Recensie: Max Temmerman – Coniferen
Achtervolgd door wanen
Met zijn Coniferen is Max Temmerman – die we vooral als dichter kennen – in de race voor de Bronzen Uil, de prijs voor het beste prozadebuut. De verteller is een van de twee hoofdpersonen. Hij is vertaler en leeft een sober leven tussen zijn boeken. Dat leven staat nogal in contrast met dat van zijn zus Marianne. Zij is verpleegster bij particulieren en bij een oude, zeer vermogende vrouw ontmoet ze haar toekomstige man. Voordat de oude vrouw sterft, laat ze nog wel weten dat een huwelijk met haar zoon wel haar zegen zou hebben.
Temmerman heeft ervoor gekozen om steeds naar de zus te kijken vanuit de ogen van haar jongere broer.
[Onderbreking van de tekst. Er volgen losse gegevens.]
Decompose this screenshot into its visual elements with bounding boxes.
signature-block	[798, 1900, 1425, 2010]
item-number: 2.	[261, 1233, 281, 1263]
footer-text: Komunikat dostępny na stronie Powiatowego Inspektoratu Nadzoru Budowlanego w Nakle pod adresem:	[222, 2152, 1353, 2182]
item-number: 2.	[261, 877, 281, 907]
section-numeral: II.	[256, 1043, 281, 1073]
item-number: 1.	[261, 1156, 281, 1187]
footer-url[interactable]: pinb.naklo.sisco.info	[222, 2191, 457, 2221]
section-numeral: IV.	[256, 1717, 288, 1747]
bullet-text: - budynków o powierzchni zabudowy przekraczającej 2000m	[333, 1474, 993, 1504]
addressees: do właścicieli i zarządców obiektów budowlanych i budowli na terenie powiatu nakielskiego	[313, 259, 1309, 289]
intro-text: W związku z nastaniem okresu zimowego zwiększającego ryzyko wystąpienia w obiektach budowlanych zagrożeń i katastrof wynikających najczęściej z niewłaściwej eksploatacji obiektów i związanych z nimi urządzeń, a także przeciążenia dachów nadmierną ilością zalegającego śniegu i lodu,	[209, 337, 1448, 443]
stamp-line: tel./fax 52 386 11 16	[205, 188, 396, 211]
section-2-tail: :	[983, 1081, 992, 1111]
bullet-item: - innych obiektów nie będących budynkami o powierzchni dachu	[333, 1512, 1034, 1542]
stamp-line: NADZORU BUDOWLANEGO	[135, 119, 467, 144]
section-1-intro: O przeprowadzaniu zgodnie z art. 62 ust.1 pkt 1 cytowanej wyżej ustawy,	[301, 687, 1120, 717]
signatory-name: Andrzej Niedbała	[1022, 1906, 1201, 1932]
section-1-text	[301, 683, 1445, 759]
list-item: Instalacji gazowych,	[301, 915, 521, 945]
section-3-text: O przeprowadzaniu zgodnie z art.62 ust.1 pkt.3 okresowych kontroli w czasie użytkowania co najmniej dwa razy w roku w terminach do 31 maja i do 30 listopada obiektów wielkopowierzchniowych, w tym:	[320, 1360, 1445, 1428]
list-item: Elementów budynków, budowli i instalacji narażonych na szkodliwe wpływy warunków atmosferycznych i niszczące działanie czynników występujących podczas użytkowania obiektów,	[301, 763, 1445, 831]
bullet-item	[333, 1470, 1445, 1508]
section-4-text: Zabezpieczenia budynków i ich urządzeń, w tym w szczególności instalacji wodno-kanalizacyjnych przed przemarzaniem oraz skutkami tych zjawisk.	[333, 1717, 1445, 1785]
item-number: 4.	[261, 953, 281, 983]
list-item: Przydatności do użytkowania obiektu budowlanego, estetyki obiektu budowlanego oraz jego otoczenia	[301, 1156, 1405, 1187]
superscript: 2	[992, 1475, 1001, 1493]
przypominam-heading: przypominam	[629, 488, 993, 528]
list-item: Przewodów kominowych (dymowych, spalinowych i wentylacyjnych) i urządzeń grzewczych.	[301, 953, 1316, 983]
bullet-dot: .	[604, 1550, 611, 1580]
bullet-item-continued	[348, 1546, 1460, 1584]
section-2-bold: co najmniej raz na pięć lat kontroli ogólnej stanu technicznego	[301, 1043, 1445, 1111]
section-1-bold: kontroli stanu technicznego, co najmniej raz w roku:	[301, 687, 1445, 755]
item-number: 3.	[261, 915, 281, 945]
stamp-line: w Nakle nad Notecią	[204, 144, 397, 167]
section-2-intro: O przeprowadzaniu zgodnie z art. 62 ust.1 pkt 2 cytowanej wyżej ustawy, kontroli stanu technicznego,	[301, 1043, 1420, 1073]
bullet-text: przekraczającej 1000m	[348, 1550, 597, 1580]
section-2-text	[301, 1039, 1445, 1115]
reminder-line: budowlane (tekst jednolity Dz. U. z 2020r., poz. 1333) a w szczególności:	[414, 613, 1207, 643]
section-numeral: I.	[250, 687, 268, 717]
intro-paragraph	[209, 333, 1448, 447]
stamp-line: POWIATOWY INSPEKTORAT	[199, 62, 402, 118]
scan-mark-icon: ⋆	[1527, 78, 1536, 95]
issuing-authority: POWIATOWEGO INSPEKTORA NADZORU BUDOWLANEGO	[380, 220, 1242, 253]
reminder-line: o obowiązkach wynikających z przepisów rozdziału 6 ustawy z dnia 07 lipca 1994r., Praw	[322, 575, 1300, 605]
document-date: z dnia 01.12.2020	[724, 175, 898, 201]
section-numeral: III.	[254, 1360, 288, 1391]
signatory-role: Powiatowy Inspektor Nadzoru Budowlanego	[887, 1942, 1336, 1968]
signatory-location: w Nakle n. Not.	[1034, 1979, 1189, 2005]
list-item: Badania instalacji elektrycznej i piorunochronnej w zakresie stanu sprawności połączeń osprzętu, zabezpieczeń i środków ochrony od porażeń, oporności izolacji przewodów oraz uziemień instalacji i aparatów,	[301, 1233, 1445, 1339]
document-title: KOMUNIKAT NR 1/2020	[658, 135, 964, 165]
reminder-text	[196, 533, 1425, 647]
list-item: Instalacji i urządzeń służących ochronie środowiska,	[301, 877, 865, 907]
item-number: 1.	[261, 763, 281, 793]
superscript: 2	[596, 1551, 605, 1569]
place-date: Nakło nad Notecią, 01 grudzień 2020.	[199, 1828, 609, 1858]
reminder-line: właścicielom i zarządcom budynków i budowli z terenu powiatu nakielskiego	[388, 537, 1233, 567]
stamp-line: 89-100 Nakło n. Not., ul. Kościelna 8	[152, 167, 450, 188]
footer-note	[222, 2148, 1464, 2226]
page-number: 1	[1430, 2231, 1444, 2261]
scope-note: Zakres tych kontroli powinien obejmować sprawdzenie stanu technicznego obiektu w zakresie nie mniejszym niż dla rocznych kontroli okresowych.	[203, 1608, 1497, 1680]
Het is vanaf het begin ook al duidelijk dat zij lijdt aan waandenkbeelden. Ze denkt dat er mensen zijn die, volgens haar, achter haar aanzitten. ‘Ze’. Waarom en wie wordt niet helemaal duidelijk, misschien zijn de wanen het gevolg van een trauma uit haar jeugd. Broer en zus hebben een hechte band sinds hun ouders bij een verkeersongeluk om het leven gekomen zijn. Er is wel een tante Oui-Oui die hen na het ongeluk tijdelijk opvangt, maar uiteindelijk is Marianne net oud genoeg om voor beiden te zorgen. Als ze aan haar achtervolgingswanen lijdt, draaien de verzorgende taken echter om. Het huwelijk lijkt Marianne in een rustiger vaarwater te brengen, maar als haar man ook overlijdt komen de angsten in alle hevigheid terug.
Het verhaal over Marianne wordt doorsneden met een episode uit het leven van de verteller als hij als au pair naar Amerika gaat en in een soort slaapstad in Montana terechtkomt bij een standaardgezin: man, vrouw, jongen, meisje. Of Temmerman die familie als een soort contrast voor de gebroken familie in Vlaanderen heeft opgenomen, weet ik niet. Ook binnen deze familie is niet alles koek en ei. Dit Amerikaanse tussenstuk is wel het meest dynamische deel van het boek, omdat de verteller nu de echte hoofdpersoon is, die handelend optreedt, terwijl hij in de rest van Coniferen vooral observator is. Die actie was binnen de constructie ook wel nodig, want de verteller blijft voor de rest vrij vlak, je weet zelfs helemaal niets over zijn liefdes en verlangens. Het lijkt er even op of er iets ontstaat tussen hem en de oudere café-eigenaar Jeff maar een paar bladzijden voor het eind staat echter de zin:
Maar zelden komt hier volk over de vloer, de vrouwen die in al die jaren meenam naar mijn slaapkamer, kan ik op de vingers van enkele handen tellen.
En dat is dan alles wat we van zijn liefdesleven te weten komen.
In het laatste deel werkt Temmerman toe naar de dood van Marianne, die al aangekondigd is aan het begin van de roman. Omdat deachterflap het boek koppelt aan de psychologische Simenon-romans laten we de spoilers achterwege. Eerlijk gezegd is de verteller interessanter dan zijn zus, die toch een hysterisch typetje blijft. Voor haar geldt net als voor haar vertalende broer dat ze te weinig kleur op de wangen krijgt. Ik ben geïnteresseerder in die vertaler. Misschien laat Temmerman in zijn tweede roman de personages meer tot leven komen.
Coen Peppelenbos
Max Temmerman – Coniferen. Borgerhoff & Lamberigts, Gent. 144 blz. € 20,99.